You can also use the Local Group Policy Editor to turn off auto-locking:

  1. Type “gpedit.msc” in the Run command box and hit Enter.
  2. Navigate to Computer Configuration > Windows Settings > Security Settings > Local Policies > Security Options.
  3. Find the settings for “Interactive logon” and change both options to Disabled.

This will override the default auto-lock settings in Windows. Note that gpedit.msc may not be available in some versions of Windows.

Stop Automatic Locking in Windows 7

If you’re still on Windows 7, use either of these methods to disable auto-locking:

Screen Saver Settings

  1. Go to Control Panel > Personalization > Change screen saver.
  2. Change Wait time to Never turn off screen saver.
  3. Uncheck On resume, display logon screen.


Group Policy Settings

  1. Open the Start menu and type “gpedit.msc” to open Group Policy Editor.
  2. Go to Computer Configuration > Windows Settings > Security Settings > Local Policies > Security Options.
  3. Set Interactive logon: Machine inactivity limit to 0.
  4. Set Interactive logon: Machine invocation limit to 0.

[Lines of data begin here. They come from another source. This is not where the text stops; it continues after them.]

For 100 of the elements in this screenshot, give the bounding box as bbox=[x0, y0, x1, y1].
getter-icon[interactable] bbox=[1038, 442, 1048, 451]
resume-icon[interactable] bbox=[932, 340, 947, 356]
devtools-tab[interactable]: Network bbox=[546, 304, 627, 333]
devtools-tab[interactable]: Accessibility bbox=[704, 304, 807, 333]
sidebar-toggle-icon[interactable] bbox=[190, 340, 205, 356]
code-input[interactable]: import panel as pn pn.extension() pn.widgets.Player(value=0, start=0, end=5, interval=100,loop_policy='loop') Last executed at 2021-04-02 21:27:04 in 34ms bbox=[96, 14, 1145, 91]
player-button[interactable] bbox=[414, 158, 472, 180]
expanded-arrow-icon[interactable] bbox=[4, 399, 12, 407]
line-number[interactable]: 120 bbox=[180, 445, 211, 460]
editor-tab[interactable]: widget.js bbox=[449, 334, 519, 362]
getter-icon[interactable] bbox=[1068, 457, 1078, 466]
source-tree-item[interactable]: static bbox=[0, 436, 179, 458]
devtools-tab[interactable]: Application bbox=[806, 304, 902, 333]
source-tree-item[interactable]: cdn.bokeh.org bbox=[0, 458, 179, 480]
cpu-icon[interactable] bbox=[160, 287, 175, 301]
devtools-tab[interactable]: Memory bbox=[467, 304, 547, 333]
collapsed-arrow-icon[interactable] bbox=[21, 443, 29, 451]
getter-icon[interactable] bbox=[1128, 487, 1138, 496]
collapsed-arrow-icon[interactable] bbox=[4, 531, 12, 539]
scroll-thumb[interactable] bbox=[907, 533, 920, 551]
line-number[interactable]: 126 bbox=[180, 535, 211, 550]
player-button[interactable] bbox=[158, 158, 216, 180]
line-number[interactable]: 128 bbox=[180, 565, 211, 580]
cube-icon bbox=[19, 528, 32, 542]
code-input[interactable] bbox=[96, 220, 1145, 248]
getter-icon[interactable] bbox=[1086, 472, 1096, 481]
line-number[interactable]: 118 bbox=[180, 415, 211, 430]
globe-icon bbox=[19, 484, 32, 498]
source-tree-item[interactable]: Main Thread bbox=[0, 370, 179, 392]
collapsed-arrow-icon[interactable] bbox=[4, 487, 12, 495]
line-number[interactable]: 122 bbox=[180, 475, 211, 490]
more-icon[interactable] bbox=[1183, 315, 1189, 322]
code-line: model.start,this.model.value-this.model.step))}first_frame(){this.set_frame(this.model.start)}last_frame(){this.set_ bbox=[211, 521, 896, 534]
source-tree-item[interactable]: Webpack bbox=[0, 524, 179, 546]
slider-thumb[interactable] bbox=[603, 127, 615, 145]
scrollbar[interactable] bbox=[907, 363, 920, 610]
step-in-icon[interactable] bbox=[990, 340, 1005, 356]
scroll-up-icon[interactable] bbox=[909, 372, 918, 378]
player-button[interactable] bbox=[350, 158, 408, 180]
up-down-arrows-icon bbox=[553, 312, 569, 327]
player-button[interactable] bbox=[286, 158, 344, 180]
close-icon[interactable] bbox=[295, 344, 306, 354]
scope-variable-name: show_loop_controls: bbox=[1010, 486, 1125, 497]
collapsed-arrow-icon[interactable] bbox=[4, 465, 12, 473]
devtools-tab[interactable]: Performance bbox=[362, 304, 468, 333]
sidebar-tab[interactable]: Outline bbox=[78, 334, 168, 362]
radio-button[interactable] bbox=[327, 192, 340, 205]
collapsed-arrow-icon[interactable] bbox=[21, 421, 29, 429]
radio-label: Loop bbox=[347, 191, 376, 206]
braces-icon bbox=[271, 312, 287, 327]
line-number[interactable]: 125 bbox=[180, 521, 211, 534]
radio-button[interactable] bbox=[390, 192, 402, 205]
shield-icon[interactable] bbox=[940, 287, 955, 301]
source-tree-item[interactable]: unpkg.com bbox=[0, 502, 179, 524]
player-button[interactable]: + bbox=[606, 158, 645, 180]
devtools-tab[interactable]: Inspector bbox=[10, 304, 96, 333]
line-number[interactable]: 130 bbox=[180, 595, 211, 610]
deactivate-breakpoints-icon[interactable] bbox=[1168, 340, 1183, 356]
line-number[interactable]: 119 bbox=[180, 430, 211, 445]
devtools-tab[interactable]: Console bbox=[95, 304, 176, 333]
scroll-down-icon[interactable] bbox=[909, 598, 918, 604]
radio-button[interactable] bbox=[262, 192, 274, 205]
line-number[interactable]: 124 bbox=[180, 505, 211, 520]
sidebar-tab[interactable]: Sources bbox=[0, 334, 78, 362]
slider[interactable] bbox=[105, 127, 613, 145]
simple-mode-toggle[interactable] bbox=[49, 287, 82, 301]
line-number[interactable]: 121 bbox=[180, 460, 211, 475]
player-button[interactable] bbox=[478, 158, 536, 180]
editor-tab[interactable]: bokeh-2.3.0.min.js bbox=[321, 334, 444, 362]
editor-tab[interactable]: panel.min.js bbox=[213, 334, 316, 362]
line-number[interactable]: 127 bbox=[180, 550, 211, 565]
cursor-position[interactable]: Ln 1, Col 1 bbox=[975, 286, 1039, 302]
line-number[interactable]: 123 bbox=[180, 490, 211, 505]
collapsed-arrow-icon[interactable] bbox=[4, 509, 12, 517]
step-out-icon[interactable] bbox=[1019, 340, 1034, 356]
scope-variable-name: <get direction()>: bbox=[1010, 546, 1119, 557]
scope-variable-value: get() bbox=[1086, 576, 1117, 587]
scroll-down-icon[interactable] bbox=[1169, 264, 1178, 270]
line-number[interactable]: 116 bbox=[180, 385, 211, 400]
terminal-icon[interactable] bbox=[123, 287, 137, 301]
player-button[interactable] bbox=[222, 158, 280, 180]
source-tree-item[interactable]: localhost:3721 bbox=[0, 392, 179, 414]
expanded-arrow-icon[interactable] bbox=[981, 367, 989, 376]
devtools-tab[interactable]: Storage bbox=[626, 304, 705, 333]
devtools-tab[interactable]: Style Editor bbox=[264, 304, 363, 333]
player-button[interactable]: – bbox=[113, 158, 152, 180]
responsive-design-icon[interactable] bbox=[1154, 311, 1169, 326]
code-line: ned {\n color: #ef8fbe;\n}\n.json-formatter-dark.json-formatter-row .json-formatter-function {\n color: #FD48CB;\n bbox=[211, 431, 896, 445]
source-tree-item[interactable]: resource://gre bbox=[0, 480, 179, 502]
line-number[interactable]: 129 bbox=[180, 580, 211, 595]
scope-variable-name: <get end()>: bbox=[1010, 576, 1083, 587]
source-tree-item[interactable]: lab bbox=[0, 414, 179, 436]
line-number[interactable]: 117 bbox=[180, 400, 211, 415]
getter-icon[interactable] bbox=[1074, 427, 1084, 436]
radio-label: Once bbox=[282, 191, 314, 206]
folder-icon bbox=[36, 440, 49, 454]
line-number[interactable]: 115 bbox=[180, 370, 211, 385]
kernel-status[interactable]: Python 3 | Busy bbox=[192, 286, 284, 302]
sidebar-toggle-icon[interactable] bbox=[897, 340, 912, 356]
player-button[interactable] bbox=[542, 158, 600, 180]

Either of these tweaks will fully disable auto-locking on a Windows 7 computer.

How to Stop Automatic Locking on Earlier Windows

For those on much older Windows XP, Vista, or earlier versions, the steps are similar:

Windows Vista

  • Go to Control Panel > Personalization > Screen Saver > Change time to Never for screen saver.
  • Uncheck On resume, display logon screen under Advanced settings.

Windows XP

  • Go to Display Properties > Screen Saver > Power tab and set Turn off monitor to Never.
  • On the Advanced tab, disable Prompt for password when computer resumes from standby.

Depending on your specific version, the steps may vary slightly. But these basic tweaks will work to stop auto-locking on older Windows releases.

Additional Ways to Disable Locking

Here are a few other methods you can use if the above steps don’t work:

  • Registry edit – Set the HKEY_LOCAL_MACHINE\SOFTWARE\Microsoft\Windows\CurrentVersion\Policies\System\DisableLockWorkstation registry key to 1 to disable auto-locking system-wide.
  • Group policies – Use Local Group Policy Editor or Domain GPOs to configure the interactive logon settings as described earlier.
  • Scripts – Run scripts or batch files on startup that set DisplayRequiredTime to 0 to disable auto-locking.

For portable devices like laptops, also check settings for closing the lid or power buttons, as these may trigger locking behavior.

Customize Auto-Lock Options

Instead of completely disabling auto-locking, you can also customize when and how it occurs in Windows:

  • Only lock when switching users – Prevent locking on sleep/screen timeout but allow it for user switches.
  • Require password after sleep – Only require a password after waking from sleep, not general inactivity.
  • Shorter lock timeout – Keep auto-lock but reduce the wait times before it occurs.

Play with the different options in your Power & sleep and Screensaver settings to find a balance that works for you.


Automatic locking can be a nuisance if it activates too frequently on your Windows PC. Luckily, there are a variety of straightforward ways to disable or adjust auto-locking on any version of Windows.

Some universal options include changing screensaver, power and sleep settings, using Group Policy Editor, or tweaking registry values. Just be cautious before disabling lock screens completely, as this reduces security on public systems.

With the right settings, you can minimize inconvenient auto-locking while keeping your computer secure when needed. Just find the right balance for your personal needs.